VEGAN OMLETTE

Nutrients

This recipe is curated to provide numerous health benefits while keeping calories to a minimum. It features powerful, nutritious and simple ingredients.

Ingredients:

  • 1/2 cup chickpea flour (besan)
  • 1/4 cup water
  • 1/4 tsp turmeric powder
  • 1/4 tsp paprika
  • 1/4 tsp baking powder
  • 1/4 cup diced bell peppers
  • 1/4 cup diced onions
  • 1/4 cup chopped spinach
  • 1/4 cup sliced mushrooms
  • 1 tbsp nutritional yeast (optional, for a cheesy flavor)
  • Salt and pepper to taste
  • 1 tsp olive oil (for cooking)

Directions:

  1. Prepare the batter: In a bowl, whisk together chickpea flour, water, turmeric, paprika, baking powder, salt, and pepper until smooth.
  2. Add vegetables: Stir in the diced bell peppers, onions, spinach, and mushrooms into the batter.
  3. Cook the omelette: Heat a non-stick skillet over medium heat and add olive oil. Pour in the batter and spread it out evenly. Cook for about 3-4 minutes or until the edges start to set.
  4. Flip and cook: Carefully flip the omelette and cook for an additional 2-3 minutes or until cooked through and golden brown.
  5. Serve: Slide the omelette onto a plate, cut in half if desired, and enjoy.

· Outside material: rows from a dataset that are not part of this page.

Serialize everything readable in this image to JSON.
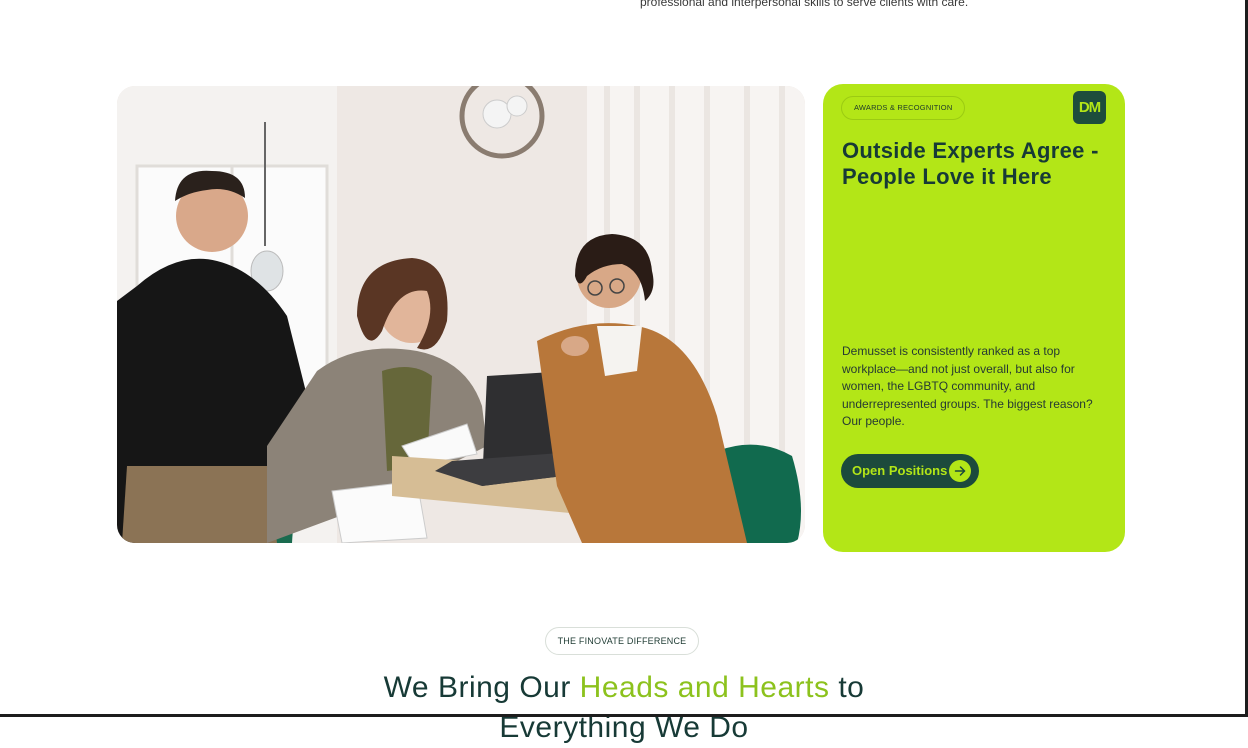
{
  "intro": {
    "tail_text": "professional and interpersonal skills to serve clients with care."
  },
  "photo": {
    "icon": "team-meeting-photo",
    "alt": "Three colleagues smiling around a laptop at a table"
  },
  "awards_card": {
    "badge": "AWARDS & RECOGNITION",
    "logo_text": "DM",
    "title": "Outside Experts Agree - People Love it Here",
    "description": "Demusset is consistently ranked as a top workplace—and not just overall, but also for women, the LGBTQ community, and underrepresented groups. The biggest reason? Our people.",
    "button_label": "Open Positions",
    "button_icon": "arrow-right-icon"
  },
  "difference_section": {
    "badge": "THE FINOVATE DIFFERENCE",
    "title_start": "We Bring Our ",
    "title_highlight": "Heads and Hearts",
    "title_end": " to",
    "title_line2": "Everything We Do"
  },
  "colors": {
    "accent_green": "#b3e617",
    "dark_green": "#1c4a3c",
    "text_dark": "#173a36",
    "highlight": "#8cc21d"
  }
}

Health benefits of the ingredients:

  • Chickpea flour (besan): High in protein and fiber, supporting muscle health and digestion.
  • Turmeric powder: Contains curcumin, known for its anti-inflammatory and antioxidant properties.
  • Paprika: Rich in antioxidants and may help boost metabolism and immunity.
  • Veggies (diced bell peppers, diced onions, chopped spinach, sliced mushrooms): Packed with vitamins, minerals, and antioxidants that support immune function, digestion, and overall health.
  • Nutritional yeast (optional): Rich in B vitamins and provides a cheesy flavor with added protein.
  • Olive oil (for cooking): Contains healthy monounsaturated fats that support heart health and reduce inflammation.